Trading Gold Right Now
Here is what to look for if you are trading gold right now
Gold saw some heavy selling to start the week.
Now downside in gold on a strong jobs report was the ‘no-brainer trade’ from last Friday. This was for two reasons.
- 1. The USD is disproportionally impacting gold. Strong jobs on top of Clarida’s comments from last weeks increased expectations of a Jackson Hole Symposium taper timing announcement. This sent US 10 year yields higher (they have been a bit too low for some time anyway) and the USD too. USDJPY longs were the other ‘no-brainer’ trade out of the NFP on Friday last week too.
- 2. Gold remembers the taper tantrum of 2013 where it lost around 20% of its value in a few months.
However, before we assume that the taper tantrum of 2013 is going to happen again we need to be aware of the differences between now and 2013.
- * In 2013 there were disinflationary pressures at the same time as yields started rising. This means that real yields moved sharply higher.

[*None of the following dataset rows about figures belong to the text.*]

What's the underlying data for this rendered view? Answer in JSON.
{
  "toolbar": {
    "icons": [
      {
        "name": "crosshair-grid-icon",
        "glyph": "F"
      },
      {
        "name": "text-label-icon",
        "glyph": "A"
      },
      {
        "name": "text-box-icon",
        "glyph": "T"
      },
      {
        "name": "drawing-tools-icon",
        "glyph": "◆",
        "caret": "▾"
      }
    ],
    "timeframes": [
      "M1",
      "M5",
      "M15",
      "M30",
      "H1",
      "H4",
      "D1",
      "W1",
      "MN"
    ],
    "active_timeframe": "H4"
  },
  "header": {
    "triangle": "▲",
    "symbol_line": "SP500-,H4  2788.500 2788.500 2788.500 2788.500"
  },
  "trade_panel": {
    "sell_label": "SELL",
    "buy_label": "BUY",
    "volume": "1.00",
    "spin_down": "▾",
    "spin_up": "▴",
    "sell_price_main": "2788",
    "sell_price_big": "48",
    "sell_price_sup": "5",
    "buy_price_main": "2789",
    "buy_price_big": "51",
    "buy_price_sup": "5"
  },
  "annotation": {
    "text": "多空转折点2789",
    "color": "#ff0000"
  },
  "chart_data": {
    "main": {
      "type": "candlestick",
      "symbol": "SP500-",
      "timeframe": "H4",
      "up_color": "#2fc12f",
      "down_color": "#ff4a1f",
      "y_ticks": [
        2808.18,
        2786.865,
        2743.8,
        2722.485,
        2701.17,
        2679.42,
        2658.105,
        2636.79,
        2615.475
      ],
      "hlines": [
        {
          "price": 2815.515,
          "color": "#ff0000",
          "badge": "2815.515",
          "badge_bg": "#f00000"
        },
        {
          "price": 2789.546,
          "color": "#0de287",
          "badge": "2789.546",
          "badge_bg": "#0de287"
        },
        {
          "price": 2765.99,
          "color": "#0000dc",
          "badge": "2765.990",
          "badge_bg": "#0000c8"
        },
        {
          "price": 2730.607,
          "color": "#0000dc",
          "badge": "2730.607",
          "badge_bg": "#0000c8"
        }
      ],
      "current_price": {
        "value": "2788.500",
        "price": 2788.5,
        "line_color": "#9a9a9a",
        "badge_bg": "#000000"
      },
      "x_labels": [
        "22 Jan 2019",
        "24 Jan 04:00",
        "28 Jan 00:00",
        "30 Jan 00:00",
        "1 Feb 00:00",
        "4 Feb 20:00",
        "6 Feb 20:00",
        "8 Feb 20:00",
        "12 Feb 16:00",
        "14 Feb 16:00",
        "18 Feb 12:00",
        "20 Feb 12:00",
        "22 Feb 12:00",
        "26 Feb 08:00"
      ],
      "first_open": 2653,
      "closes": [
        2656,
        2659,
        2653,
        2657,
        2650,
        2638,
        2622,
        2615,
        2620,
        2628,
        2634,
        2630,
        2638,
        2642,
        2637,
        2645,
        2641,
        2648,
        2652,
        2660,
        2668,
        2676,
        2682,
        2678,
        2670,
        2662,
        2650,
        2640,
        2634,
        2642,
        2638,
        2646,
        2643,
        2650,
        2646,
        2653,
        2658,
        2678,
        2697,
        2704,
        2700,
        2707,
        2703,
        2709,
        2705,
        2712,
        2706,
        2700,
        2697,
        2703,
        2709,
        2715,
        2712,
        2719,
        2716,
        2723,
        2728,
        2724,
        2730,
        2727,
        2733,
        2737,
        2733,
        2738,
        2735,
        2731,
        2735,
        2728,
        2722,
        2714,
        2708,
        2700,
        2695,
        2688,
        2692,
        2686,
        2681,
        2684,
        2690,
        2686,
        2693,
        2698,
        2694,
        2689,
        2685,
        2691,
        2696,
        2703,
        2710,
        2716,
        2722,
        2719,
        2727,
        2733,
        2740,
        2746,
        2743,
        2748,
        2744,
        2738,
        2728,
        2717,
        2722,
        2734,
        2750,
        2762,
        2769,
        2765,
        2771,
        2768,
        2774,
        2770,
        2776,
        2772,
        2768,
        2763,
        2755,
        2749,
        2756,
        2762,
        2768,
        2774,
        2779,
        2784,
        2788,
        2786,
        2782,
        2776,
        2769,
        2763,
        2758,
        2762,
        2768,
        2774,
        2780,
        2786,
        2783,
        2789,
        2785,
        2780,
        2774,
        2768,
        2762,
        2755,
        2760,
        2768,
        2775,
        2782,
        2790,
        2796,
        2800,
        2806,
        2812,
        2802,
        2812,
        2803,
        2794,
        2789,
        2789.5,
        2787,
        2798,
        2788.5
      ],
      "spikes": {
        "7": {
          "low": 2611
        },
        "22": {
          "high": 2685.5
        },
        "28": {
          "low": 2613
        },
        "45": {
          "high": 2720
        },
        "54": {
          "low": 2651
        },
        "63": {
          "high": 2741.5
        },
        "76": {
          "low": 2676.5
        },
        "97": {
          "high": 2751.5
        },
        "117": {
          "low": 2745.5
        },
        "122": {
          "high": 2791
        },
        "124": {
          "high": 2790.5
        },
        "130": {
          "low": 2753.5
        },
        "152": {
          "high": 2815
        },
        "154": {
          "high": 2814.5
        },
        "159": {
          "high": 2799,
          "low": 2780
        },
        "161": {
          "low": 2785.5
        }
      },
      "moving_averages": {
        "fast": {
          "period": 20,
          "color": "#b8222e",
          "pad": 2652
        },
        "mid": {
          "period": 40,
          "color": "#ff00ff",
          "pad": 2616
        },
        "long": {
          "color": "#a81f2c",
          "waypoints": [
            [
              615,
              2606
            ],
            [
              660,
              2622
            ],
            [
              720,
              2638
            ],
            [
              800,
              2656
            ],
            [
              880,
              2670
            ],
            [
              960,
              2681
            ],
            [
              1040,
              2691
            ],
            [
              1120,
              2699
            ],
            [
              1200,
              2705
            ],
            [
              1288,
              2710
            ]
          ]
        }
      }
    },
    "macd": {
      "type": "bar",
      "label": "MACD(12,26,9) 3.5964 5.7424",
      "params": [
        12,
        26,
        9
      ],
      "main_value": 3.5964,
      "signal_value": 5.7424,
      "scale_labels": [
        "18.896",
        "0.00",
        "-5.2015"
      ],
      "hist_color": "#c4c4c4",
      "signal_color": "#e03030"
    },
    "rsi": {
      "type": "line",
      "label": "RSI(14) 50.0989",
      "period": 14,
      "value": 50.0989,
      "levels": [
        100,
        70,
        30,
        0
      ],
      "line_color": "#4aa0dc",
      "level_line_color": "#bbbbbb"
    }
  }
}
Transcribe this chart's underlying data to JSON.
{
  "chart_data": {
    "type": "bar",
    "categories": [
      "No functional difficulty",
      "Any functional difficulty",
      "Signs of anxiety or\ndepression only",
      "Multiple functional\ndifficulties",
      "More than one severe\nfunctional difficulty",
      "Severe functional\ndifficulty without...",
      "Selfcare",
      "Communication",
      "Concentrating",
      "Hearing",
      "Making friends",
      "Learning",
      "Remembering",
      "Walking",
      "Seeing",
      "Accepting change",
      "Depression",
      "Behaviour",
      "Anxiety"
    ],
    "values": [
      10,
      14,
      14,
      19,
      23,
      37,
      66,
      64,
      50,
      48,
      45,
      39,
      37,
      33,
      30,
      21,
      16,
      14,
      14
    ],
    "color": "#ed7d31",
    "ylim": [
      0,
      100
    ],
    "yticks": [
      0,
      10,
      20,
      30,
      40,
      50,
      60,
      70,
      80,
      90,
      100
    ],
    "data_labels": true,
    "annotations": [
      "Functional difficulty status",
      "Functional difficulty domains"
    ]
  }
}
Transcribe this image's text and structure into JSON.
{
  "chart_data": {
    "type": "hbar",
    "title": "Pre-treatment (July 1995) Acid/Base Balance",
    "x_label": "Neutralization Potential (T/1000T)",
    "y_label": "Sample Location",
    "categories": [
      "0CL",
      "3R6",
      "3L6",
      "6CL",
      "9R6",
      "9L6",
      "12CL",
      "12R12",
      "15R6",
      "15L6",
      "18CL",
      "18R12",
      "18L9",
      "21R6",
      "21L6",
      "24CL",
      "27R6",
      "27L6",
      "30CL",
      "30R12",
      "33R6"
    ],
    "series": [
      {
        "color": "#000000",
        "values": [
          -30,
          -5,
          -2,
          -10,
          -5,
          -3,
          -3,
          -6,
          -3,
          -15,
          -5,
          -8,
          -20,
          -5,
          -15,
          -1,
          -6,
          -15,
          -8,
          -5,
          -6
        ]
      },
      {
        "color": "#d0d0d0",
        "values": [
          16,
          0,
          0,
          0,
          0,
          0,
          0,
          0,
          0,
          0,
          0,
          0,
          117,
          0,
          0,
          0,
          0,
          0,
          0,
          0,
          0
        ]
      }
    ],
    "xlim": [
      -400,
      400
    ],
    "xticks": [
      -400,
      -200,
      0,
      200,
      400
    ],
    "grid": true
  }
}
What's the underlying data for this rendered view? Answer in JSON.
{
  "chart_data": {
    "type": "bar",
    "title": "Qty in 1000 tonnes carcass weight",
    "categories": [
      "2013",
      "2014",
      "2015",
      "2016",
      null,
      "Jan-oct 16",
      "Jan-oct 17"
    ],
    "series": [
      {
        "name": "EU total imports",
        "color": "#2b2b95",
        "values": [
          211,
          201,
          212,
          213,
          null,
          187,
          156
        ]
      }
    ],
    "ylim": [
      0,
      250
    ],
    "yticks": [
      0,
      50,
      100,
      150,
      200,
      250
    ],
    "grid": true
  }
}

- * In 2013 the ECB took a dovish tilt in their policy when the Fed was tapering. This time, the ECB may be more optimistic in September and there is certainly not a big divergence as in 2013.
- * Inflation is high. This means that real yields are unlikely to surge higher the way they did in 2013. Remember that real yields are nominal bond yields – inflation.
So going forward, expect any significant adjustments in these outlooks to impact gold. In the very near term, US inflation data will be key.